Ponce et la tauromachie spectacle

Billet d’humeur publié sur le site de la FSTF en réaction à des opinions publiées  sur ce même site :

Je me suis toujours insurgé contre l’idée qu’il y a deux tauromachies irréconciliables qui n’auraient rien à voir l’une avec l’autre : la tauromachie spectacle et la tauromachie vérité.

Personnellement, je vais chaque année à Vic ou dans d’autres arènes pour voir des toros-toros et les tiers de piques qui vont avec.

J’allais aussi il y a peu de temps encore voir Morante pour le plaisir de le voir dessiner quelques splendides véroniques sans trop d’espoir pour la muleta.

Je suis aussi allé parfois voir le binôme Adalid-Sánchez. J’appréciai la torería et les estocades de Fandiño.

Parmi les tenants, voire les organisateurs de la tauromachie vérité, j’en vois souvent dans le callejón de courses on ne peut plus « toreristes » pendant les ferias estivales. Ils y prennent visiblement pas mal de plaisir, en particulier quand c’est Ponce qui torée.

Et c’est bien là la seule vérité que je connaisse : si on aime la tauromachie espagnole à pied et tout ce qui la compose on est obligé de voir un certain nombre de courses par an, diverses et variées.

Militant du poder et défenseur du tercio de piques, je constate que le monde n’est pas tel que je souhaiterais qu’il soit mais tel qu’il est. La vérité c’est que la caste et la « baston » (celle d’un Lamelas par exemple quoique très méritoire) ne suffisent pas. Une autre vérité c’est que le genio est un défaut (même si une dose de caractère est appréciale) et que la noblesse est une qualité, quoi qu’on en dise. Elle ne l’est cependant que si elle est accompagnée de force et de bravoure.

Ponce est sorti cette année par la Grande Porte de Madrid, il a triomphé à Bilbao avec un encaste qui les autres figuras rejettent et a coupé trois oreilles à Linares avec les toros de Samuel Flores.

Après plus de 25 ans d’alternative il est en passe d’être consacré triomphateur de la saison. On ne torée pas comme il le fait sans amour du toreo donc du toro et de la tauromachie. Prétend-il la suppression du tercio de piques, des banderilles et de l’estocade ? Serait-il un anti déguisé de lumières ? C’est ce que j’ai eu l’impression de lire dans certains propos.

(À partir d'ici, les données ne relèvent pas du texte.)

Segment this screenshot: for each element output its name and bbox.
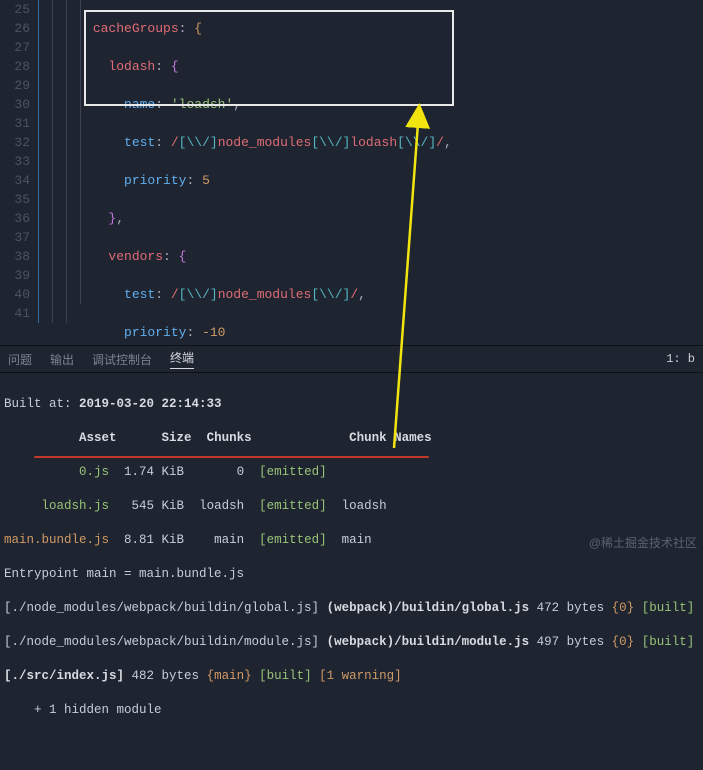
terminal-selector[interactable]: 1: b <box>666 352 695 366</box>
entrypoint-line: Entrypoint main = main.bundle.js <box>4 566 699 583</box>
prop-vendors: vendors <box>108 249 163 264</box>
terminal-output[interactable]: Built at: 2019-03-20 22:14:33 Asset Size… <box>0 373 703 557</box>
table-row: 0.js 1.74 KiB 0 [emitted] <box>4 464 699 481</box>
code-editor[interactable]: 25262728 29303132 33343536 37383940 41 c… <box>0 0 703 345</box>
tab-problems[interactable]: 问题 <box>8 351 32 368</box>
hidden-module-line: + 1 hidden module <box>4 702 699 719</box>
line-gutter: 25262728 29303132 33343536 37383940 41 <box>0 0 38 345</box>
table-header: Asset Size Chunks Chunk Names <box>4 430 699 447</box>
prop-lodash: lodash <box>108 59 155 74</box>
watermark: @稀土掘金技术社区 <box>589 534 697 551</box>
built-at-line: Built at: 2019-03-20 22:14:33 <box>4 396 699 413</box>
panel-tabs: 问题 输出 调试控制台 终端 1: b <box>0 345 703 373</box>
module-line: [./src/index.js] 482 bytes {main} [built… <box>4 668 699 685</box>
tab-terminal[interactable]: 终端 <box>170 349 194 369</box>
code-content[interactable]: cacheGroups: { lodash: { name: 'loadsh',… <box>38 0 703 345</box>
tab-debug[interactable]: 调试控制台 <box>92 351 152 368</box>
module-line: [./node_modules/webpack/buildin/global.j… <box>4 600 699 617</box>
module-line: [./node_modules/webpack/buildin/module.j… <box>4 634 699 651</box>
annotation-underline <box>34 456 429 458</box>
prop-cacheGroups: cacheGroups <box>93 21 179 36</box>
table-row: loadsh.js 545 KiB loadsh [emitted] loads… <box>4 498 699 515</box>
tab-output[interactable]: 输出 <box>50 351 74 368</box>
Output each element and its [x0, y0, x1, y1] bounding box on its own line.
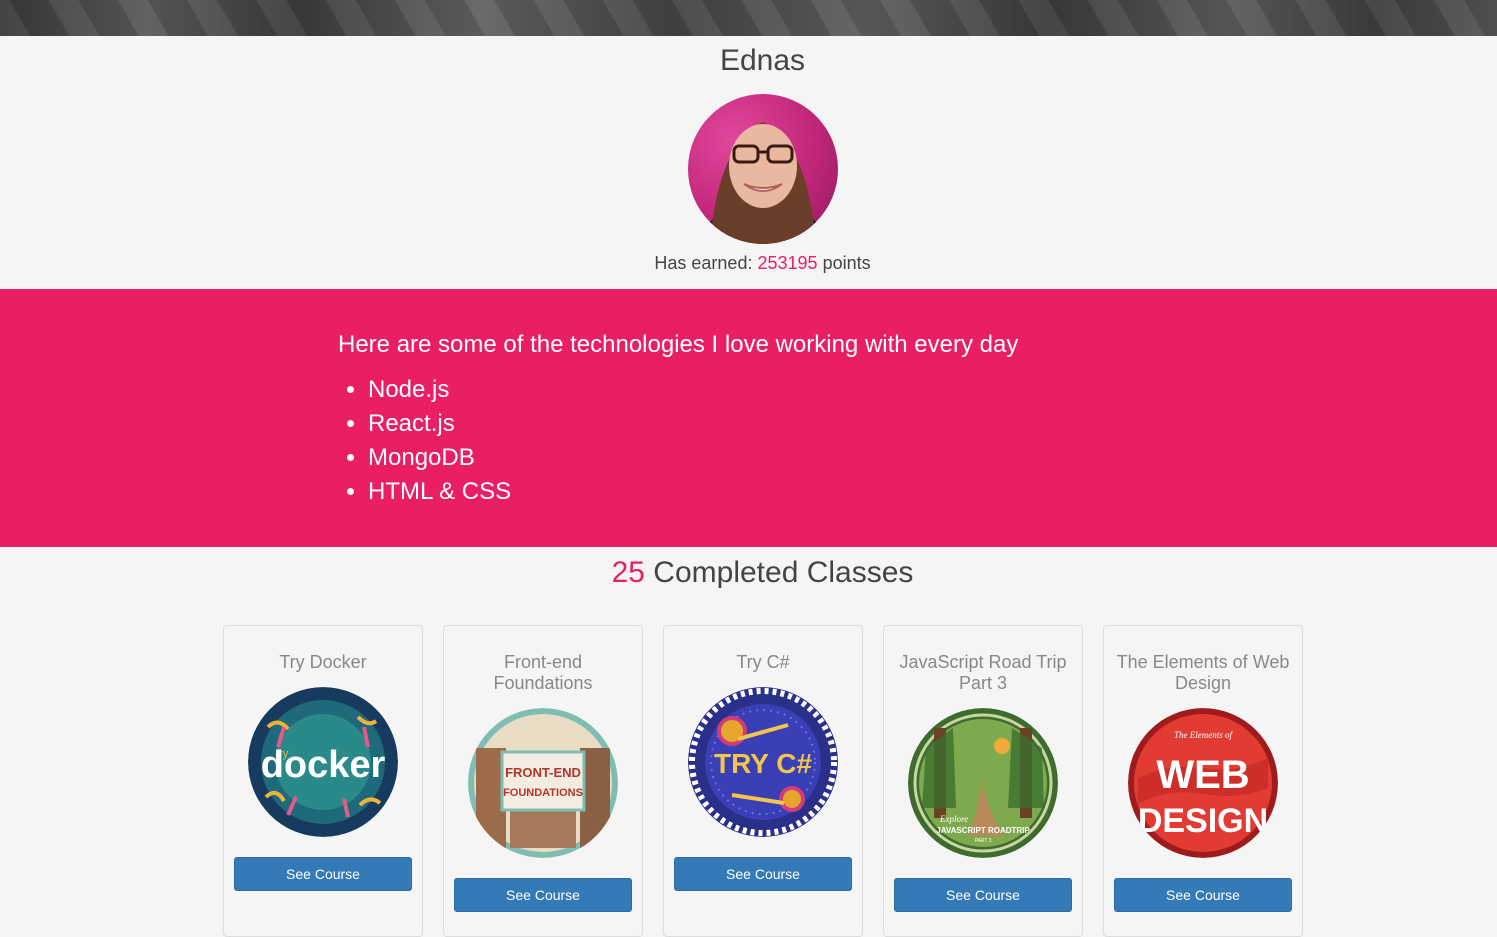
see-course-button[interactable]: See Course	[454, 878, 632, 912]
svg-text:JAVASCRIPT ROADTRIP: JAVASCRIPT ROADTRIP	[936, 826, 1030, 835]
course-title: Front-end Foundations	[493, 652, 593, 693]
course-card-javascript-road-trip-3: JavaScript Road Trip Part 3 Explore JAVA…	[883, 625, 1083, 937]
points-suffix: points	[822, 253, 871, 273]
list-item: MongoDB	[368, 441, 511, 475]
profile-name: Ednas	[719, 44, 806, 77]
svg-text:docker: docker	[261, 744, 386, 786]
technologies-section: Here are some of the technologies I love…	[0, 289, 1497, 547]
header-banner	[0, 0, 1497, 36]
completed-count: 25	[611, 556, 645, 589]
course-title: The Elements of Web Design	[1116, 652, 1290, 693]
web-design-badge-icon: The Elements of WEB DESIGN	[1128, 708, 1278, 858]
list-item: HTML & CSS	[368, 475, 511, 509]
earned-prefix: Has earned:	[654, 253, 753, 273]
svg-text:The Elements of: The Elements of	[1174, 730, 1233, 740]
svg-text:FOUNDATIONS: FOUNDATIONS	[503, 787, 583, 799]
javascript-roadtrip-badge-icon: Explore JAVASCRIPT ROADTRIP PART 3	[908, 708, 1058, 858]
technologies-heading: Here are some of the technologies I love…	[338, 331, 1019, 358]
course-card-try-csharp: Try C# TRY C# See Course	[663, 625, 863, 937]
see-course-button[interactable]: See Course	[894, 878, 1072, 912]
svg-text:FRONT-END: FRONT-END	[505, 765, 581, 780]
course-title: Try Docker	[279, 652, 367, 672]
list-item: Node.js	[368, 373, 511, 407]
svg-text:PART 3: PART 3	[975, 838, 992, 844]
svg-text:WEB: WEB	[1156, 753, 1249, 797]
csharp-badge-icon: TRY C#	[688, 687, 838, 837]
course-title: JavaScript Road Trip Part 3	[899, 652, 1067, 693]
course-title: Try C#	[736, 652, 790, 672]
completed-label: Completed Classes	[653, 556, 914, 589]
points-line: Has earned: 253195 points	[0, 253, 1497, 274]
course-card-front-end-foundations: Front-end Foundations FRONT-END FOUNDATI…	[443, 625, 643, 937]
completed-classes-heading: 25 Completed Classes	[0, 556, 1497, 590]
course-card-elements-of-web-design: The Elements of Web Design The Elements …	[1103, 625, 1303, 937]
technologies-list: Node.js React.js MongoDB HTML & CSS	[338, 373, 511, 509]
avatar	[688, 94, 838, 244]
svg-text:TRY C#: TRY C#	[714, 748, 812, 779]
see-course-button[interactable]: See Course	[1114, 878, 1292, 912]
docker-badge-icon: try docker	[248, 687, 398, 837]
svg-text:DESIGN: DESIGN	[1138, 802, 1268, 840]
front-end-foundations-badge-icon: FRONT-END FOUNDATIONS	[468, 708, 618, 858]
svg-text:Explore: Explore	[939, 814, 968, 824]
course-card-try-docker: Try Docker try docker See Course	[223, 625, 423, 937]
points-value: 253195	[757, 253, 818, 273]
see-course-button[interactable]: See Course	[234, 857, 412, 891]
see-course-button[interactable]: See Course	[674, 857, 852, 891]
list-item: React.js	[368, 407, 511, 441]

En quoi est-ce dégradant pour la tauromachie de la revêtir de sons et de lumières ? Nous avons besoin d’expérimenter de nouvelles voies. Sans faire n’importe quoi, l’événementiel est primordial pour attirer le chaland, que ce soit via une goyesque ou par une affiche sortant de l’ordinaire : un mano a mano Ponce vs Tomás ? Si c’était moi qui choisissait le bétail ce serait deux pedrazas, deux alcurrucenes et deux victorinos. Mais même avec 6 toros de Victoriano del Río ce serait un événement, donc on en parlerait.

Oui Vic, Céret, Parentis font très bien les choses mais voir la tauromachie par ce seul triangle c’est passer à côté de beaucoup de choses car les meilleurs toreros ont le pouvoir de tomber dans la facilité, celle de ne pas affronter les élevages les plus durs mais ils sont surtout les auteurs du bon toreo, celui qu’on voit malheureusement assez rarement avec des toreros modestes face à du bétail compliqué.

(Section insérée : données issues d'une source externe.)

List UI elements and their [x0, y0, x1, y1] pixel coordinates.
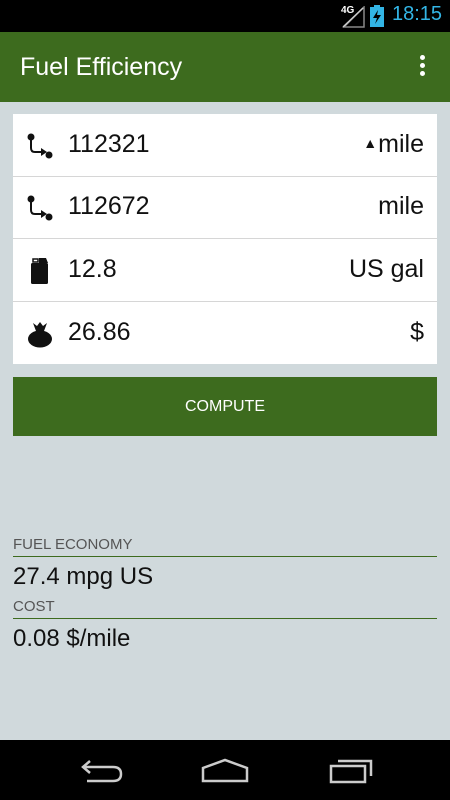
- input-card: 112321 ▲mile 112672 mile 12.8 US gal 26.…: [13, 114, 437, 364]
- odometer-start-unit[interactable]: ▲mile: [363, 130, 424, 159]
- fuel-cost-unit[interactable]: $: [410, 318, 424, 347]
- unit-label: mile: [378, 130, 424, 158]
- result-value: 27.4 mpg US: [13, 563, 154, 590]
- clock: 18:15: [392, 3, 443, 25]
- app-title: Fuel Efficiency: [20, 53, 183, 81]
- fuel-volume-row[interactable]: 12.8 US gal: [13, 239, 437, 301]
- overflow-menu-icon[interactable]: [412, 52, 432, 82]
- fuel-volume-unit[interactable]: US gal: [349, 255, 424, 284]
- money-bag-icon: [28, 322, 52, 348]
- action-bar: Fuel Efficiency: [0, 32, 450, 102]
- unit-marker: ▲: [363, 135, 378, 151]
- odometer-end-row[interactable]: 112672 mile: [13, 176, 437, 238]
- navigation-bar: [0, 740, 450, 800]
- odometer-end-unit[interactable]: mile: [378, 192, 424, 221]
- compute-button[interactable]: COMPUTE: [13, 377, 437, 436]
- result-divider: [13, 618, 437, 619]
- odometer-start-input[interactable]: 112321: [68, 130, 150, 159]
- odometer-start-row[interactable]: 112321 ▲mile: [13, 114, 437, 176]
- battery-charging-icon: [370, 5, 384, 27]
- odometer-start-icon: [27, 133, 53, 159]
- fuel-volume-input[interactable]: 12.8: [68, 255, 117, 284]
- status-bar: 4G 18:15: [0, 0, 450, 32]
- fuel-cost-input[interactable]: 26.86: [68, 318, 131, 347]
- odometer-end-icon: [27, 195, 53, 221]
- fuel-cost-row[interactable]: 26.86 $: [13, 302, 437, 364]
- result-divider: [13, 556, 437, 557]
- result-value: 0.08 $/mile: [13, 625, 131, 652]
- network-type: 4G: [341, 5, 355, 16]
- odometer-end-input[interactable]: 112672: [68, 192, 150, 221]
- result-label: FUEL ECONOMY: [13, 536, 133, 553]
- fuel-can-icon: [31, 258, 48, 284]
- home-icon[interactable]: [198, 754, 252, 788]
- recent-apps-icon[interactable]: [325, 754, 379, 788]
- result-label: COST: [13, 598, 55, 615]
- cost-result: COST 0.08 $/mile: [13, 598, 437, 653]
- back-icon[interactable]: [73, 754, 127, 788]
- fuel-economy-result: FUEL ECONOMY 27.4 mpg US: [13, 536, 437, 591]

Je regrette comme beaucoup l’absence ou la rareté de « gestes » des toreros-étoiles mais je leur reconnais un talent indéniable et leur personnalité est l’un des attraits de la tauromachie qui n’est plus au moins depuis plus d’un siècle une science appliquée où il ne conviendrait de donner des passes que dans un but technique comme préparation à l’estocade. D’ailleurs, au risque de me fâcher avec la moitié de l’afición, avec un toro à la défensive, à l’époque de Guerrita où le toreo se faisait encore sur les pieds, il était impensable d’enchaîner des passes sur un même côté et le classicisme le plus absolu voudrait qu’on le prépare à l’estocade par un macheteo qui peut revêtir lorsqu’il est bien fait une grande dose de torería. Mais j’arrête là car je suis fatigué de répéter des choses perçues par certains comme des inepties alors que pour d’autres ce ne sont que des évidences. Ce qui est irréconciliable ce sont certaines idées ou représentation des choses.

Pour ma part, ce qui m’a plu de point de vue conceptuel dans la corrida de Malaga en 2017 c’est l’utilisation de la cape (l’instrument de base du toreo) au dernier tiers comme avait voulu le faire le grand Ordóñez et surtout la série offerte à Conde qui a permis de confirmer les limitations dudit torero mettant de cette manière mieux en valeur l’animal.